Day 2 - 4 days Hike in the Hoover and Yosemite Wilderness
Introduction: Day 2
What? : This Blog part of a 4 days, 60 miles, backpacking hike in the Hoover and Yosemite Wilderness, 2022.
My friend and I start our eastern Sierra loop hike from Twin Lake near Bridgeport (highway 395), from there we went up the mountains into Hoover Wilderness in the direction of Yosemite National Park. We hiked on some sections of the PCT and after 3 days we finished our loop hiking back down to our starting point.
Early spring can be challenging with snow covered trails.
Late summer, as anywhere in the Sierra, you can have smoke or even closures from fires. There is no problem of water availability along this hike. We hiked here late dray year (2022) and we can find water in many places along the hike.
Due note 1:
You need Hoover wilderness permit for this hike; the permit is also good for the Yosemite NP sections.
This is a bear country, so food need to be carried in bear-resistant container.
Due note 3:
Follow wilderness regulations and do not leave trace. Do not camp within 100 feet of any lake shore, stream, or trail. Do not leave toilet papers please pack them out with you (Ziplock plastic bag).
18.5 miles, Total Ascent 3,560 ft climbing, 9-10 hr
Peleer Lake to Dorothy Lake (Yosemite NP)
We were both tired from the previous day early wake up, the drive and the hike and we slept for almost 10 hours straight, we wake up started our day just before sunrise (7am).
After packing up the camp we started to hike west on Peeler Lake Trail, passing the lake and head down the slope until we reached a large green meadow.

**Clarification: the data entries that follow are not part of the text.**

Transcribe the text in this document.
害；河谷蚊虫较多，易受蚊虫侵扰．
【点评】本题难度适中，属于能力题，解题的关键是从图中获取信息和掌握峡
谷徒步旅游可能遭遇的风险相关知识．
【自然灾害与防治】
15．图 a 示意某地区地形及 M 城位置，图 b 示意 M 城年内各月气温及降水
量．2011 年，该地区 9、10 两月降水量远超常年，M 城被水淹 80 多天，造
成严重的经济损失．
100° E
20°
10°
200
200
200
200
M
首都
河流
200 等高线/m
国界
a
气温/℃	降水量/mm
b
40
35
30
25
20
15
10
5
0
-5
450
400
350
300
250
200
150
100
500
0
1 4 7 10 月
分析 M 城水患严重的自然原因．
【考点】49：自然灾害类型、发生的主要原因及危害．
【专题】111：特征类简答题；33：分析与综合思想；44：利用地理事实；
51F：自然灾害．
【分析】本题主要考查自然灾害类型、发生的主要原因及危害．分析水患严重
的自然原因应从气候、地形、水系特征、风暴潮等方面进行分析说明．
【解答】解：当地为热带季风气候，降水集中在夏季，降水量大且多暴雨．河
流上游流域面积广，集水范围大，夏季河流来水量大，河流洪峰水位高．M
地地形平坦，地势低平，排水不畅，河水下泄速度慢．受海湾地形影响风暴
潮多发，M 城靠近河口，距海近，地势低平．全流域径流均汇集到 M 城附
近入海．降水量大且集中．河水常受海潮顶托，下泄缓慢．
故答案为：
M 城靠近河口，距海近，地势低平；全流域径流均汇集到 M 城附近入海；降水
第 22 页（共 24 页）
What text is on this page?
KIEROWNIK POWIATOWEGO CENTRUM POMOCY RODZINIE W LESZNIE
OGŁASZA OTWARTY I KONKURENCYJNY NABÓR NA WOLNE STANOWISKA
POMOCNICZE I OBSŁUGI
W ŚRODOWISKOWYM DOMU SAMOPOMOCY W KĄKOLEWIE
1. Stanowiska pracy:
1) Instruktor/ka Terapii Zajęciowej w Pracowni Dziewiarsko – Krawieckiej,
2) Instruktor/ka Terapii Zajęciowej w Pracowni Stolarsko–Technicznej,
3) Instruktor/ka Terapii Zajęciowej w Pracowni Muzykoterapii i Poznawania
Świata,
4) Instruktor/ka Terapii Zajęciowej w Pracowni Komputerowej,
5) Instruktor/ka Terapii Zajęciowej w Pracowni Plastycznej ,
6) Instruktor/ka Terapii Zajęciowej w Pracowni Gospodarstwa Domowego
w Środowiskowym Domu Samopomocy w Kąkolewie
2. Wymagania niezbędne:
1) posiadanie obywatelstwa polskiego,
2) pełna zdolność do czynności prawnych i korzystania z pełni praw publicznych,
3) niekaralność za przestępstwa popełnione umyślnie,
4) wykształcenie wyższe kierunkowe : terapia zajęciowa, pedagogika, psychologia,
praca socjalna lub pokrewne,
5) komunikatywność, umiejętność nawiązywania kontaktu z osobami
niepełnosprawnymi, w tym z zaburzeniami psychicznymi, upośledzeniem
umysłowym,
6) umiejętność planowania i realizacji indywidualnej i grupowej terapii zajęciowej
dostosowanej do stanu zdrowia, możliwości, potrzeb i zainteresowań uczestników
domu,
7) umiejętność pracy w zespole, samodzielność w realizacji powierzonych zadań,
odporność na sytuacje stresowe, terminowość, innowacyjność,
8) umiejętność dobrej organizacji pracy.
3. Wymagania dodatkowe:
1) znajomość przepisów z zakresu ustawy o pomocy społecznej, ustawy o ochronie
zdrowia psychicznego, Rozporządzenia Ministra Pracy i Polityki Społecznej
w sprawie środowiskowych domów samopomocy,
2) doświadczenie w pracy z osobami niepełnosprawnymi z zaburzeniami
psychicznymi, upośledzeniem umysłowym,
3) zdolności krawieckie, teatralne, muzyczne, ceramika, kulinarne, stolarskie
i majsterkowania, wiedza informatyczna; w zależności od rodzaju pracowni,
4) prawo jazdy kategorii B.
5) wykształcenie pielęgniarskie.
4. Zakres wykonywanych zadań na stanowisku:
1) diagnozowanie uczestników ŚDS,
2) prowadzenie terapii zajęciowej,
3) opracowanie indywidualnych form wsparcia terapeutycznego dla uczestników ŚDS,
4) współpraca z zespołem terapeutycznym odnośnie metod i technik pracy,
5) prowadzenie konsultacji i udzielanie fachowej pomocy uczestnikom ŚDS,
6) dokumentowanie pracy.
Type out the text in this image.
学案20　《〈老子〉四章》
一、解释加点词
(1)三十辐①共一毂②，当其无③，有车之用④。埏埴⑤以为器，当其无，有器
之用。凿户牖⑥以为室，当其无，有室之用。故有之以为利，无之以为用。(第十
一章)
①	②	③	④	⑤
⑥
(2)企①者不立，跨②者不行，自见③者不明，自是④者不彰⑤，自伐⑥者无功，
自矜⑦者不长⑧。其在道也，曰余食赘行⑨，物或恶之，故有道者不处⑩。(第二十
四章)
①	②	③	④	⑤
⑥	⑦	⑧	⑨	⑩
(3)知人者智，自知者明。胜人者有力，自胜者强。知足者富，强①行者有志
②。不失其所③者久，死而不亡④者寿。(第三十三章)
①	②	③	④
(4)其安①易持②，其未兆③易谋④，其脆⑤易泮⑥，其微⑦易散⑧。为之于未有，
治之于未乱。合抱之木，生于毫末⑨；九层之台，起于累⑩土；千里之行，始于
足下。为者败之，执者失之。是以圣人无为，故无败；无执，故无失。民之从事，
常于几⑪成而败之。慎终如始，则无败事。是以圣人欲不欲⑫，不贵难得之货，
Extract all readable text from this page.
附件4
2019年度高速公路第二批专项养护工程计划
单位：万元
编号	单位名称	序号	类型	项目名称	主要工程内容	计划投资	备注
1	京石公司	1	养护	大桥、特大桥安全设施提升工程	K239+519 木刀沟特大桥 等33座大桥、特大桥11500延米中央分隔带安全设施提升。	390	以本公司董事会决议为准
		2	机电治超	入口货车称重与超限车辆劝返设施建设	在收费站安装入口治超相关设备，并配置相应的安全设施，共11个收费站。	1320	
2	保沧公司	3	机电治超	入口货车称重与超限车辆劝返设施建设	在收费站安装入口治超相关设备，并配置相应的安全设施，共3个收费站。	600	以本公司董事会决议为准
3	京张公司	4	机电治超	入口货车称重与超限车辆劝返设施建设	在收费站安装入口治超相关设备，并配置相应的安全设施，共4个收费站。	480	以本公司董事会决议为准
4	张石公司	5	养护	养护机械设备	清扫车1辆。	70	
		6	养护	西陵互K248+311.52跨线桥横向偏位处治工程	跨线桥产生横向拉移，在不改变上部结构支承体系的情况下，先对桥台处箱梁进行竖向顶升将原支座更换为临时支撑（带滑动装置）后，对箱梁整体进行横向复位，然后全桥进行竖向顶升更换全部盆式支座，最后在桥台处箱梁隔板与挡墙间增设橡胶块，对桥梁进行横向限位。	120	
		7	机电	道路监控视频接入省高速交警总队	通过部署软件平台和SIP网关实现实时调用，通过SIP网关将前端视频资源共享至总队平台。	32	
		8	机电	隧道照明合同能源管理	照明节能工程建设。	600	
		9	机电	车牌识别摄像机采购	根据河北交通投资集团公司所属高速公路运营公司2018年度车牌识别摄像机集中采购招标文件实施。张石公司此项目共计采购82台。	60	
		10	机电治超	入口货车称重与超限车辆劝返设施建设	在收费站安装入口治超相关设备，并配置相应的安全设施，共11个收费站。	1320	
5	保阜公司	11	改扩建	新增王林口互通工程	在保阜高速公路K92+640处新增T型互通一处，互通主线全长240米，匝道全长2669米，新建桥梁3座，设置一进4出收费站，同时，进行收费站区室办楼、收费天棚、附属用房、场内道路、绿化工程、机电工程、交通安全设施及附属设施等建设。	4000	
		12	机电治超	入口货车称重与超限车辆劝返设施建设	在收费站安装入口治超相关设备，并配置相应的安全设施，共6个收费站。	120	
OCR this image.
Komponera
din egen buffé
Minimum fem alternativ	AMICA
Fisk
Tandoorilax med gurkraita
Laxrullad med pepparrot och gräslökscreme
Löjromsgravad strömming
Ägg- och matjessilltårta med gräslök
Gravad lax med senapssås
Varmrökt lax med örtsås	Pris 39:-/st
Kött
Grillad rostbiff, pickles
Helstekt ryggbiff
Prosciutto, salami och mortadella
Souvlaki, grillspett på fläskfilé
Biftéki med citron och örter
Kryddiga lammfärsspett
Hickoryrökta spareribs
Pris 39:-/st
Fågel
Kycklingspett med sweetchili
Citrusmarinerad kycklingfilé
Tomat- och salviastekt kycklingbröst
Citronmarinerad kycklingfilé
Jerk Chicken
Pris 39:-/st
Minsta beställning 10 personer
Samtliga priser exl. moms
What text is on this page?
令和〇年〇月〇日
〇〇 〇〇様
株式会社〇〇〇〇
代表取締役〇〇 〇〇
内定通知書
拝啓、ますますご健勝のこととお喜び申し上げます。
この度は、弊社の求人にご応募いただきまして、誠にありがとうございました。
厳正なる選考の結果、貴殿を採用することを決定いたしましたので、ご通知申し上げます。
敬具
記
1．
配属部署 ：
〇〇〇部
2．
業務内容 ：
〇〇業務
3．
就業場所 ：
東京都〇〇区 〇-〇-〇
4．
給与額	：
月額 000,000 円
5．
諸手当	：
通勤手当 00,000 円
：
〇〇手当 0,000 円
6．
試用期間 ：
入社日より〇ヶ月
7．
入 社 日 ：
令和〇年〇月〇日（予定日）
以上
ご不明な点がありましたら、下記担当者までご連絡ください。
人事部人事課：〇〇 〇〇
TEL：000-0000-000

After 0.9 mile we reach a trail junction with Buckeye Pass Trail here, we turn right (we will arrive from the left at the last day of our hike). The trail slowly, almost level, lead to the mountain pass.
After 0.7 mile from the trail junction, you will almost not notice it but you will cross over the highest point and start to head down on the other side of the pass. From here you will start to go down the South Fork Buckeye Creek.
The Buckeye Canyon Trail start descending gradually but steadily and after 3.8 miles you will loss 1,150ft of elevation. At this point you will reach a trail junction, Buckeye Canyon Trail turn to right down the main river valley and West Walker River Trail turn to the left and climb North Fork Buckeye Creek.
At this flat area you will see a small old log hut, probably used by hunters.
The trail starts to climb up the north fork, in 2.5 miles you will climb 1,500ft, the last section was challenging. As you climb up the pass, take rests and look back to the canyon below and enjoy the view.
The last section of the climb is exposed and steep and suddenly you will find yourself looking on the other side of the high mountain pass.
At this point we stop for a short break, I went to see the small lake that is located at the pass, few hundred feet north of the trail.
In the next 2.3 miles the trail will descend 1,600 ft into the forest follow Kirkwood Creek path.
Once we reach the lower section of the valley and for the next 2.3 miles, we hiked in one of the most beautiful meadows valleys I ever hiked in. Large open spaces grassland, dotted with pins trees and the West Walker River stream slowly flowing and twisting down the valley.
Unfortunately, we did not see any elk or deer in this section although we saw “tons” of droppings all over the meadows. Maybe the deer herds are moving to lower locations for the winter ?
We kept moving down the valley until we reached a trail junction. Overall, from the mountain pass to a trail junction it is 4.9 miles long with 1,800 ft descend.
At this trail junction we turn left into Cascade Creek Trail, soon after we turn left we reach West Walker River. The water level was low but in order not to get wet we cross to the other side on a large dead tree log.
From here the trail start to climb up the ridge, the first 1.4 miles are steep climb and after that section the trail keep climbing but in much lower grade.
Here the temperature droop down and it start to rain, we waited under a large tree and once the heavy rain stopped, we keep hiking up the trail. At this point (1.4 mile from the valley below) we reached the PCT trail.
From this junction the PCT heading southwest, soon after we pass Lake Harriet, after additional short climb we pass Stella Lake while we are slowly climbing to Dorothy Pass. We were already tired from the day hike and our hiking pace was relatively slow, with all the wind, clouds, rain, and the ragged landscape this was gloomy afternoon.
At Dorothy Pass we entered Yosemite National Park, from here you can see Dorothy Lake less than a mile ahead of us.
After 0.8 miles we reached the lake campsite that is located not so far from lake shore in a small flat section covered with pine trees.
It was stormy all this afternoon, raining from time to time. The wind pickup and we quickly set up the tent below the trees so we can stay dry inside.
This was a long day, overall, 18.5 miles walk in 10 hours.
It was cold and windy all that evening and night, later that night, I woke up around 11pm, the wind stopped, and the sky got clear of clouds.